Thanks for the replies. No idea how they'll utilize us. Just to reiterate, I do not work for the hospital they want to lease us to. Maybe that isn't odd, but you could liken it to being told that you will be loaned out to another institution.
adventure_rn, MSN, NP
1,593 Posts
Even though you aren't an employee of that hospital, you're still an employee of the corporate overlord. The overarching corporate body likely doesn't see it as loaning you out, but rather redistributing resources (as the corporate body can't 'loan' you to itself).
Under any other circumstance you might have some recourse, but considering the state of emergency, I doubt that any governing body (including CMS) would argue against this practice. Drastic times call for drastic measures, and so forth.
As you said, whether it's right or fair (or what you signed up for) is beside the point, since it won't change the outcome. It sucks, but everything kind of sucks right now.
It is pretty crappy that they wouldn't be paying you the hospital pay. Hopefully you'll at least be eligible for differentials. I'd also like to think that even though you wouldn't be represented by the union, the union would still be advocating for all nurses to get the supplies and support that they need right now.
15 hours ago, Ohia lehua said:Just to reiterate, I do not work for the hospital they want to lease us to. Maybe that isn't odd, but you could liken it to being told that you will be loaned out to another institution.

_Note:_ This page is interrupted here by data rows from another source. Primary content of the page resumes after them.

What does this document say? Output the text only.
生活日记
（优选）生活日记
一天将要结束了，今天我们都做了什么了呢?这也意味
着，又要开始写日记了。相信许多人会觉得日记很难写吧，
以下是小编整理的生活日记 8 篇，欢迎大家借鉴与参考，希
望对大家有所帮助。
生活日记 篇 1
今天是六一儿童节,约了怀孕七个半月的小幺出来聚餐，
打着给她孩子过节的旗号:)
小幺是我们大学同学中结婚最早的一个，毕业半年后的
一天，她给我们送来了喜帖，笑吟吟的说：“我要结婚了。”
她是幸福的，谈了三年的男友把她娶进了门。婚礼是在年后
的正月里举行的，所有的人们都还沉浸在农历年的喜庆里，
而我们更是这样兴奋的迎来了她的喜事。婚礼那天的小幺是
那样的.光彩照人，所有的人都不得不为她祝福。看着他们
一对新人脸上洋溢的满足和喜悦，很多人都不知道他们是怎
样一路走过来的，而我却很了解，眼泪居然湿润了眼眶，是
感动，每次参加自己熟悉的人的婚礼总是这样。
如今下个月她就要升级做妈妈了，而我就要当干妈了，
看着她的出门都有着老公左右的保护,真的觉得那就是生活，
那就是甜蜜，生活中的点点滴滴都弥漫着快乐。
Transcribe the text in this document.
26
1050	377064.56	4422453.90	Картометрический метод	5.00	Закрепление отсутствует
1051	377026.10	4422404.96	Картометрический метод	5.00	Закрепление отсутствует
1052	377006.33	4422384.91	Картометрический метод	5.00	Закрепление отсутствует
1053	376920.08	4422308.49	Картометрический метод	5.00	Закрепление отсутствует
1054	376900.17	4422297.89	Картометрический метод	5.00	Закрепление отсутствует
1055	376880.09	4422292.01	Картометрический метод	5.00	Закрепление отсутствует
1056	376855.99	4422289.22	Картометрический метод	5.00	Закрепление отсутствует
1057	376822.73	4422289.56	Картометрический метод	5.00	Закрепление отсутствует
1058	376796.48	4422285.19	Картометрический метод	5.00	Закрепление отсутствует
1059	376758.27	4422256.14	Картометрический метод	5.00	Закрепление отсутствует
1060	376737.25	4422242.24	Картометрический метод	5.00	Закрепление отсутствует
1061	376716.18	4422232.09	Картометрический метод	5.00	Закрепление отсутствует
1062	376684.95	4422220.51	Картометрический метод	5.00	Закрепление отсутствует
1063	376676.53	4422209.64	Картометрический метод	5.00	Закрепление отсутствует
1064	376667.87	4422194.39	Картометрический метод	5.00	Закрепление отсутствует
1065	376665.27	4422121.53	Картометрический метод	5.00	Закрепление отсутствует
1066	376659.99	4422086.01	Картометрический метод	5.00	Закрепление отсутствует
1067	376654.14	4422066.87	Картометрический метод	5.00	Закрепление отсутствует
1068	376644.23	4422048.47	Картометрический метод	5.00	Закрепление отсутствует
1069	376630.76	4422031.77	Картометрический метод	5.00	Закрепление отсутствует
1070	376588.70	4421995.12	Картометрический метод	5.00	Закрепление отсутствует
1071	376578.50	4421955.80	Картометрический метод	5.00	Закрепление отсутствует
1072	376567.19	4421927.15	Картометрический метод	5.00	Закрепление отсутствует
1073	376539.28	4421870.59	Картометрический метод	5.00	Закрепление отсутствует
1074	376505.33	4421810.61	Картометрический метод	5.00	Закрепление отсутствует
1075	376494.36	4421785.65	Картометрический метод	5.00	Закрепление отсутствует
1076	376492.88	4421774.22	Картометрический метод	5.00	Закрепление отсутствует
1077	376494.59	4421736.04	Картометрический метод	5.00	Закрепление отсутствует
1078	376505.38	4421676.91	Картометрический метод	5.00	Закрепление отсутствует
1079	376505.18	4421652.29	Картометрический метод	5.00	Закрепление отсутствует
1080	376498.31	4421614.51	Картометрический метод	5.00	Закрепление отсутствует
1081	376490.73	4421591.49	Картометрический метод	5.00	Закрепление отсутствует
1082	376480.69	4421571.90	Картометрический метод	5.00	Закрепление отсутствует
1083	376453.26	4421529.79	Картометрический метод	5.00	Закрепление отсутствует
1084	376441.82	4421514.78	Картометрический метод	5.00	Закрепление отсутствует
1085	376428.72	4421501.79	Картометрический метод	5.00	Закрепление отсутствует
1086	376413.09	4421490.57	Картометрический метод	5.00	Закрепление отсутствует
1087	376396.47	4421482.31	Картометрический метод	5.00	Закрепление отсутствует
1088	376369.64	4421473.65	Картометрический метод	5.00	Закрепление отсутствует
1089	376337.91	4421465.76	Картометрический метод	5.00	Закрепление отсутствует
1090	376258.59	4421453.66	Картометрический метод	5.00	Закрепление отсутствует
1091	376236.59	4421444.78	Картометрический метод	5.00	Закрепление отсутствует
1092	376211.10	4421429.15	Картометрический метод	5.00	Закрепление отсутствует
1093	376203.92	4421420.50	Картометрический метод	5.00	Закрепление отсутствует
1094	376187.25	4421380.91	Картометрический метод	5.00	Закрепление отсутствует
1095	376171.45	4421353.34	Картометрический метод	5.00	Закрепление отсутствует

Just to reiterate, I do not work for the hospital they want to lease us to. Maybe that isn't odd, but you could liken it to being told that you will be loaned out to another institution.
But you still work for the parent organization. I work in an inpatient facility. All of our ambulatory areas that have closed have redeployed their staff, and yes, some of them came here to the inpatient building. I see it as the same for your situation. You aren’t redeploying to a completely different employer, just a different location.
waufah, BSN, RN
57 Posts
You should read your work contract to check if there is a clause they can do so.I am in Ireland and being redeployed to another unit to help during a staffing shortage is expected,part of the agreement with the union here I think(not 100% sure) I am not a member of the union,work in research in academia but I volunteered to be on call. These are critical times and they need every hand they can get. I havent done bedside nursing for a few years too but I know any help will be appreciated by my coworkers. Rule of thumb if you cant do it or not sure,then ask. You can also try to negotiate your pay or benefits to match the hospital nurses.
14 hours ago, Rose_Queen said:But you still work for the parent organization. I work in an inpatient facility. All of our ambulatory areas that have closed have redeployed their staff, and yes, some of them came here to the inpatient building. I see it as the same for your situation. You aren’t redeploying to a completely different employer, just a different location.
Yes, and no. My check is not signed by the "hospital side", which has a completely different name, different admin, different policies. We will be asked to sign a literal lease agreement which specifically states our pay structure will not change. This means no differentials, and I'm on salary so they can concievably work me 60 hours per week if they want. I have no union protection and I'm just not going to be used like that.
Hopefully this will not come to pass, as we got an opportunity to offer a study that may help far more than me doing bedside care. Fingers crossed.
RNperdiem, RN
4,592 Posts
My sister faced this when pre-op outpatient got slow. She was facing being sent home for an indefinite time, using up all her PTO. Instead, she emailed her manager, and is now working shifts in an inpatient hospital on the same hospital system. She says this saves her PTO and keeps her working when so many people in our area are unemployed. She likes the new place a lot and might stay on.